Since February 2020, Moderna’s share price has gained more than 700%. Over the past month alone, the company’s stock is up 29%. During this same timeframe, Moderna applied for Emergency Use Authorization from the U.S. Food and Drug Administration for its COVID vaccine in adolescents, and increased its forecasted production of vaccine in 2021, from 800 million doses to 1 billion.
Taxpayers foot the bill for vaccine research
As The Defender reported previously, Moderna’s COVID vaccine is funded almost entirely by U.S. taxpayers.
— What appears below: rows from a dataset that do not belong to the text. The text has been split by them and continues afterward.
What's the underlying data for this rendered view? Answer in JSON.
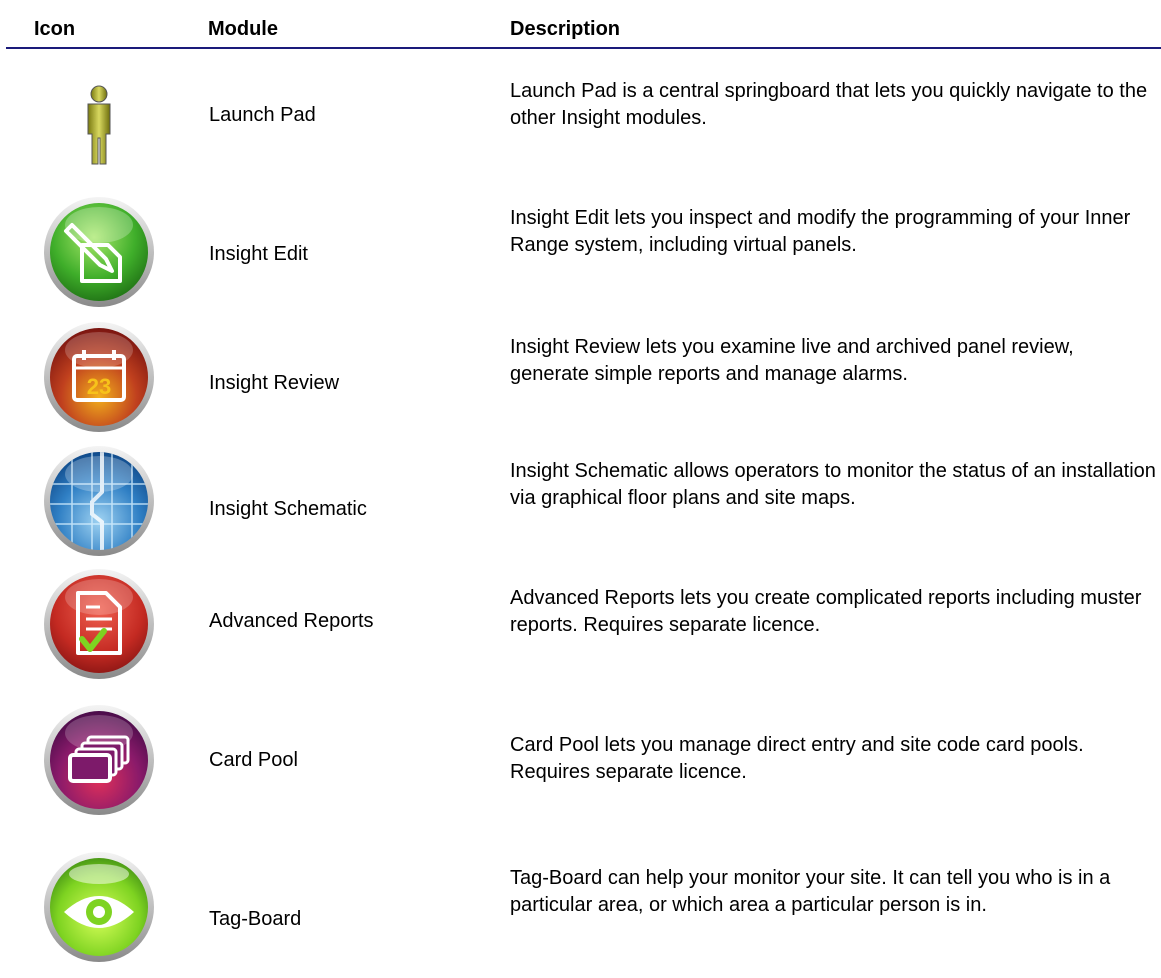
{
  "header": {
    "icon": "Icon",
    "module": "Module",
    "description": "Description"
  },
  "rows": [
    {
      "icon": "person-icon",
      "module": "Launch Pad",
      "description": "Launch Pad is a central springboard that lets you quickly navigate to the other Insight modules."
    },
    {
      "icon": "edit-pencil-icon",
      "module": "Insight Edit",
      "description": "Insight Edit lets you inspect and modify the programming of your Inner Range system, including virtual panels."
    },
    {
      "icon": "calendar-icon",
      "module": "Insight Review",
      "calendar_day": "23",
      "description": "Insight Review lets you examine live and archived panel review, generate simple reports and manage alarms."
    },
    {
      "icon": "floor-plan-icon",
      "module": "Insight Schematic",
      "description": "Insight Schematic allows operators to monitor the status of an installation via graphical floor plans and site maps."
    },
    {
      "icon": "report-check-icon",
      "module": "Advanced Reports",
      "description": "Advanced Reports lets you create complicated reports including muster reports. Requires separate licence."
    },
    {
      "icon": "card-stack-icon",
      "module": "Card Pool",
      "description": "Card Pool lets you manage direct entry and site code card pools. Requires separate licence."
    },
    {
      "icon": "eye-icon",
      "module": "Tag-Board",
      "description": "Tag-Board can help your monitor your site.  It can tell you who is in a particular area, or which area a particular person is in."
    }
  ],
  "colors": {
    "rule": "#1a1a7a",
    "edit": "#3fae2a",
    "review": "#b8261c",
    "schematic": "#2f7fc4",
    "reports": "#c42a22",
    "cardpool": "#7d1a6a",
    "tagboard": "#7ed321"
  }
}
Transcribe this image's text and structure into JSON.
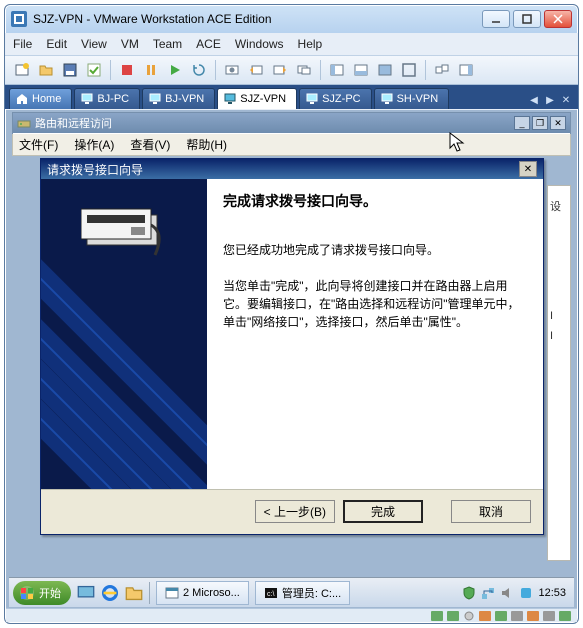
{
  "window": {
    "title": "SJZ-VPN - VMware Workstation ACE Edition"
  },
  "menu": [
    "File",
    "Edit",
    "View",
    "VM",
    "Team",
    "ACE",
    "Windows",
    "Help"
  ],
  "tabs": {
    "home": "Home",
    "items": [
      "BJ-PC",
      "BJ-VPN",
      "SJZ-VPN",
      "SJZ-PC",
      "SH-VPN"
    ],
    "active_index": 2
  },
  "mmc": {
    "title": "路由和远程访问",
    "menu": [
      "文件(F)",
      "操作(A)",
      "查看(V)",
      "帮助(H)"
    ]
  },
  "right_panel": {
    "txt1": "设",
    "txt2": "I",
    "txt3": "I"
  },
  "wizard": {
    "title": "请求拨号接口向导",
    "heading": "完成请求拨号接口向导。",
    "p1": "您已经成功地完成了请求拨号接口向导。",
    "p2": "当您单击\"完成\"，此向导将创建接口并在路由器上启用它。要编辑接口，在\"路由选择和远程访问\"管理单元中，单击\"网络接口\"，选择接口，然后单击\"属性\"。",
    "back": "< 上一步(B)",
    "finish": "完成",
    "cancel": "取消"
  },
  "taskbar": {
    "start": "开始",
    "task1": "2 Microso...",
    "task2": "管理员: C:...",
    "clock": "12:53"
  }
}
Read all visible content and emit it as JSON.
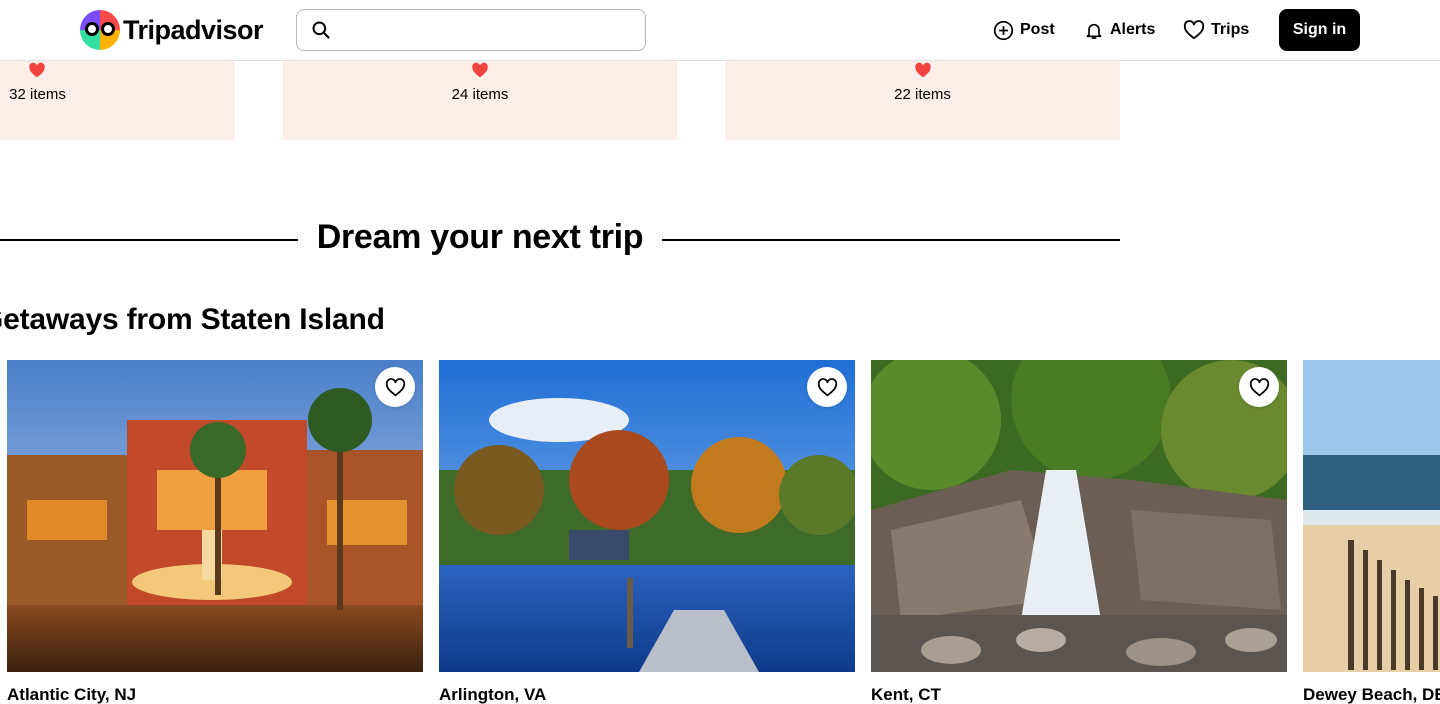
{
  "header": {
    "brand": "Tripadvisor",
    "search": {
      "value": "",
      "placeholder": "",
      "icon": "search-icon"
    },
    "nav": [
      {
        "label": "Post",
        "icon": "plus-circle-icon"
      },
      {
        "label": "Alerts",
        "icon": "bell-icon"
      },
      {
        "label": "Trips",
        "icon": "heart-outline-icon"
      }
    ],
    "signin_label": "Sign in"
  },
  "collections": [
    {
      "count": "32 items",
      "icon": "heart-filled-icon"
    },
    {
      "count": "24 items",
      "icon": "heart-filled-icon"
    },
    {
      "count": "22 items",
      "icon": "heart-filled-icon"
    }
  ],
  "dream_heading": "Dream your next trip",
  "section_title": "Getaways from Staten Island",
  "destinations": [
    {
      "name": "Atlantic City, NJ"
    },
    {
      "name": "Arlington, VA"
    },
    {
      "name": "Kent, CT"
    },
    {
      "name": "Dewey Beach, DE"
    }
  ],
  "colors": {
    "accent": "#000000",
    "heart": "#f2433f",
    "collection_bg": "#fcefea"
  }
}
Through its partnership with the U.S. government, Moderna received nearly $1 billion for research and development of its mRNA vaccine, and up to $1.525 billion for delivering 100 million doses, with an option for another 400 million.
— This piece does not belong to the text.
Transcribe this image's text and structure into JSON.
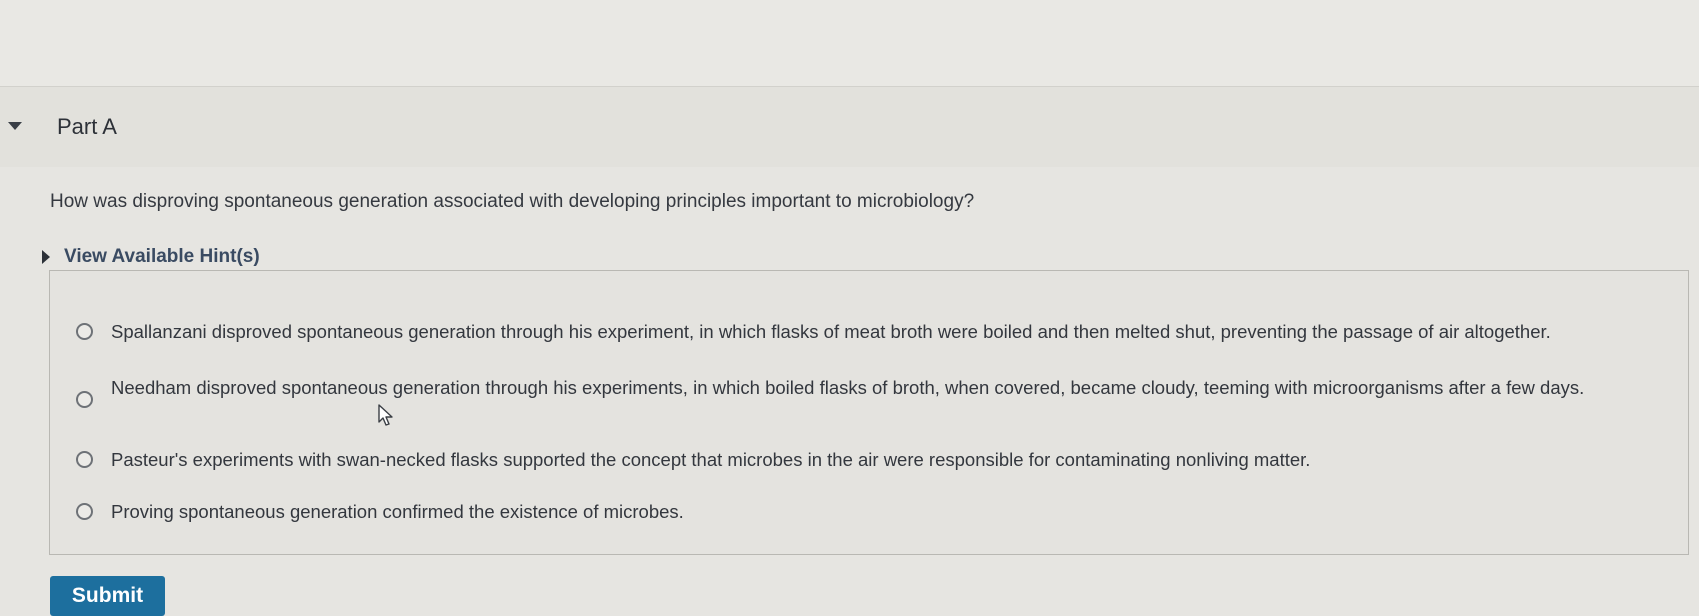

According to Public Citizen, the National Institutes of Health (NIH) owns a 50% stake in Moderna’s mRNA vaccine, which the NIH helped develop under the National Institute of Allergy and Infectious Diseases (NIAID), run by Dr. Anthony Fauci.
As described in The People’s Vaccine, the U.S. government provided millions of dollars to Moderna as early as 2013 to help develop its mRNA technology. The NIH meanwhile was also developing new methods to target COVID spike proteins. When the new coronavirus emerged in Wuhan, China, the NIH worked with Moderna to design and test a vaccine.
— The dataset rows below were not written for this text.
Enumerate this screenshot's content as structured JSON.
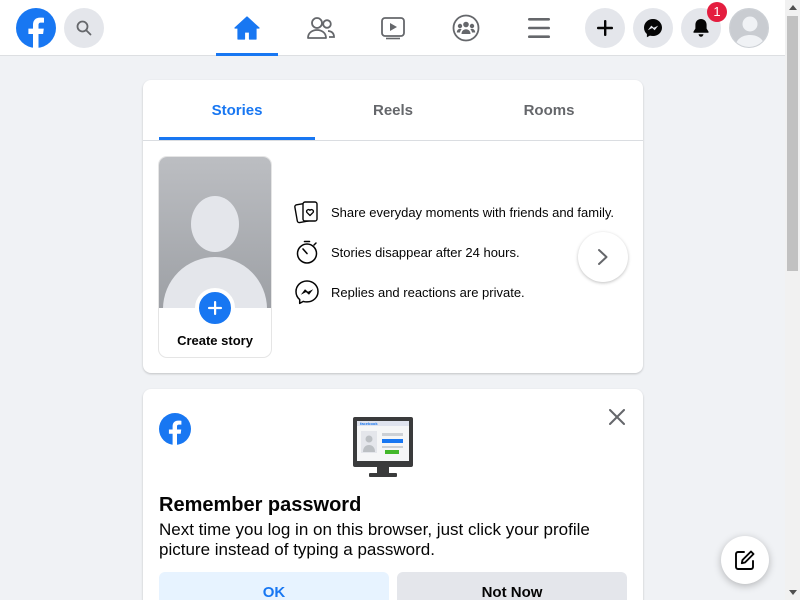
{
  "brand": {
    "color": "#1877f2",
    "logo_icon": "facebook-logo"
  },
  "header": {
    "nav": [
      {
        "name": "home",
        "icon": "home-icon",
        "active": true
      },
      {
        "name": "friends",
        "icon": "friends-icon",
        "active": false
      },
      {
        "name": "watch",
        "icon": "video-icon",
        "active": false
      },
      {
        "name": "groups",
        "icon": "groups-icon",
        "active": false
      },
      {
        "name": "menu",
        "icon": "menu-icon",
        "active": false
      }
    ],
    "notification_count": "1"
  },
  "stories": {
    "tabs": [
      {
        "label": "Stories",
        "active": true
      },
      {
        "label": "Reels",
        "active": false
      },
      {
        "label": "Rooms",
        "active": false
      }
    ],
    "create_label": "Create story",
    "info": [
      {
        "icon": "stories-heart-icon",
        "text": "Share everyday moments with friends and family."
      },
      {
        "icon": "timer-icon",
        "text": "Stories disappear after 24 hours."
      },
      {
        "icon": "messenger-icon",
        "text": "Replies and reactions are private."
      }
    ]
  },
  "remember_password": {
    "illustration_text": "facebook",
    "title": "Remember password",
    "text": "Next time you log in on this browser, just click your profile picture instead of typing a password.",
    "ok_label": "OK",
    "not_now_label": "Not Now"
  }
}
The U.S. Biomedical Advanced Research Development Authority provided Moderna an additional $483 million to further develop the vaccine and scale up manufacturing.
Fauci and the NIAID have a financial incentive to push Moderna’s vaccine over competitors’ COVID vaccines — because Fauci personally, and others on staff, have a financial stake in the Moderna vaccine. Fauci and four of his hand-selected deputies will split hundreds of millions of dollars in royalties with Moderna from sales of the vaccine.
Moderna continues to ignore problems with its vaccine
Moderna’s stock has risen steadily, and its top executives have benefited accordingly, despite a growing number of reports of injuries and deaths following the vaccine.
According to the latest data from the Center for Disease Control and Prevention’s (CDC) Vaccine Adverse Events Reporting System (VAERS), between Dec. 14, 2020 and June 4, a total of 329,021 total adverse events were reported following COVID vaccines, including 5,888 deaths and 28,441 serious injury reports.
As The Defender reported this week, Simone Scott, a 19-year-old freshman at Northwestern University in Evanston, Ill., died June 11 of complications from a heart transplant she underwent after developing what her doctors believe was myocarditis following her second dose of the Moderna COVID vaccine.